You might respond that it depends what kind of book we’re talking about. Perhaps heroic adventures do demand appropriate heroism, you might say. By contrast, arguably a book about “your average man” (whoever that might be) should portray average strengths and weaknesses.
But even pure adventures need conflict and crisis; and this, surely, means that heroes can’t always be invincible. If they were, there wouldn’t be any drama. So perhaps the only difference between “levels of perfection” in different types of book lies in the detail.
The reason I raise this is that one or two otherwise positive reviewers of my stories have complained that Mike, my leading character, can sometimes be weak and indecisive. They say that this has stopped them giving the books the highest rating.
Now it’s not up to me to tell reviewers what they should think of my books.

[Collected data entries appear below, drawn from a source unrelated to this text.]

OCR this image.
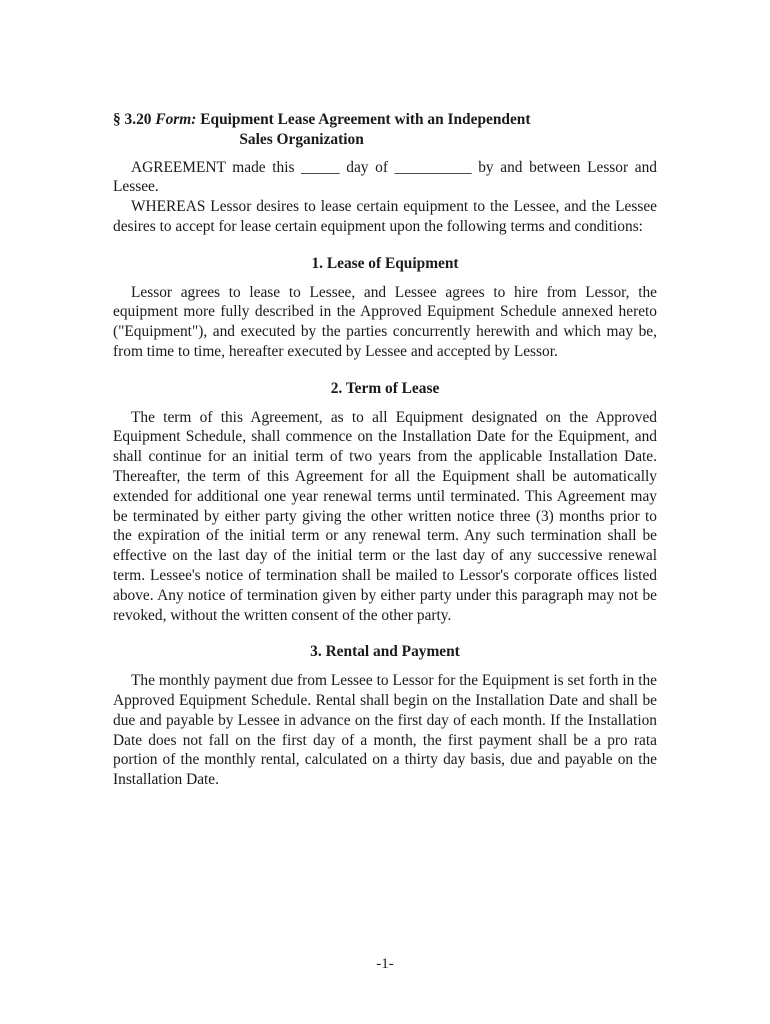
§ 3.20
Form: Equipment Lease Agreement with an Independent
Sales Organization

AGREEMENT made this _____ day of __________ by and between Lessor and Lessee.

WHEREAS Lessor desires to lease certain equipment to the Lessee, and the Lessee desires to accept for lease certain equipment upon the following terms and conditions:

1. Lease of Equipment

Lessor agrees to lease to Lessee, and Lessee agrees to hire from Lessor, the equipment more fully described in the Approved Equipment Schedule annexed hereto ("Equipment"), and executed by the parties concurrently herewith and which may be, from time to time, hereafter executed by Lessee and accepted by Lessor.

2. Term of Lease

The term of this Agreement, as to all Equipment designated on the Approved Equipment Schedule, shall commence on the Installation Date for the Equipment, and shall continue for an initial term of two years from the applicable Installation Date. Thereafter, the term of this Agreement for all the Equipment shall be automatically extended for additional one year renewal terms until terminated. This Agreement may be terminated by either party giving the other written notice three (3) months prior to the expiration of the initial term or any renewal term. Any such termination shall be effective on the last day of the initial term or the last day of any successive renewal term. Lessee's notice of termination shall be mailed to Lessor's corporate offices listed above. Any notice of termination given by either party under this paragraph may not be revoked, without the written consent of the other party.

3. Rental and Payment

The monthly payment due from Lessee to Lessor for the Equipment is set forth in the Approved Equipment Schedule. Rental shall begin on the Installation Date and shall be due and payable by Lessee in advance on the first day of each month. If the Installation Date does not fall on the first day of a month, the first payment shall be a pro rata portion of the monthly rental, calculated on a thirty day basis, due and payable on the Installation Date.

-1-
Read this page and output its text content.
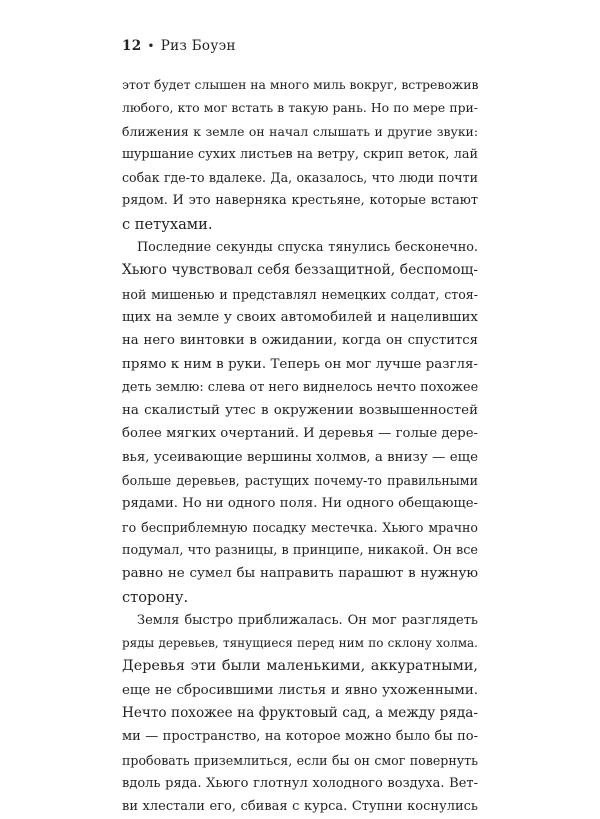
12 • Риз Боуэн
этот будет слышен на много миль вокруг, встревожив
любого, кто мог встать в такую рань. Но по мере при-
ближения к земле он начал слышать и другие звуки:
шуршание сухих листьев на ветру, скрип веток, лай
собак где-то вдалеке. Да, оказалось, что люди почти
рядом. И это наверняка крестьяне, которые встают
с петухами.
Последние секунды спуска тянулись бесконечно.
Хьюго чувствовал себя беззащитной, беспомощ-
ной мишенью и представлял немецких солдат, стоя-
щих на земле у своих автомобилей и нацеливших
на него винтовки в ожидании, когда он спустится
прямо к ним в руки. Теперь он мог лучше разгля-
деть землю: слева от него виднелось нечто похожее
на скалистый утес в окружении возвышенностей
более мягких очертаний. И деревья — голые дере-
вья, усеивающие вершины холмов, а внизу — еще
больше деревьев, растущих почему-то правильными
рядами. Но ни одного поля. Ни одного обещающе-
го бесприблемную посадку местечка. Хьюго мрачно
подумал, что разницы, в принципе, никакой. Он все
равно не сумел бы направить парашют в нужную
сторону.
Земля быстро приближалась. Он мог разглядеть
ряды деревьев, тянущиеся перед ним по склону холма.
Деревья эти были маленькими, аккуратными,
еще не сбросившими листья и явно ухоженными.
Нечто похожее на фруктовый сад, а между ряда-
ми — пространство, на которое можно было бы по-
пробовать приземлиться, если бы он смог повернуть
вдоль ряда. Хьюго глотнул холодного воздуха. Вет-
ви хлестали его, сбивая с курса. Ступни коснулись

I feel enormously indebted to every single one of them for taking the time to write about the books at all. I try to learn from any adverse criticism.
All the same, their point about Mike’s alleged failings has me slightly puzzled. It’s not as if he’s constantly bowing to pressure from others, or conceding in arguments and avoiding conflict. In many ways he’s quite tough-minded.
But I’ve deliberately given him a few flaws. He’s sometimes self-doubting, sometimes evasive, even a little naive when it comes to relationships. Basically he’s human, and that means imperfection. He wants to do the right thing, but can’t always decide what that is.
I would have thought that this sums up what most of us are like; and that’s precisely the point of my books. I’ve tried to create a character readers can identify with, and then I’ve aimed to get those readers wondering how they would deal with the challenges I pose for him.
Usually, by a combination of luck and perseverance, Mike ends up in the position where we want him to be. What’s more, he often notches up incidental successes along the way – saving a business in Alternative Outcome, for instance, or finding a buyer for publishing company in Denial of Credit. But he doesn’t pull these things off through conventional heroism; he does it by his forthright manner – his impetuousness even – and by reasoning his way through each crisis as it comes along. If anything, what redeems him is the heroism of the average man.
To me, each book is a twin story; it’s about my leading character’s battle against some kind of external adversity, and it’s also about his struggle to summon up the best in himself.
Some reviewers have kindly said they find Mike a very strong character – a surprising contrast to the views of those who are unhappy with him. This is very gratifying, even if (as I suspect) these more positive reviewers actually mean he is “a strongly-written flawed character”. That’s exactly what I intended. But as I said, I do listen to criticism, so perhaps my challenge is to ensure that Mike’s strengths and weaknesses continue to balance out to a character readers like and care about – someone whose story they want to follow.
I’m keeping that constantly in mind.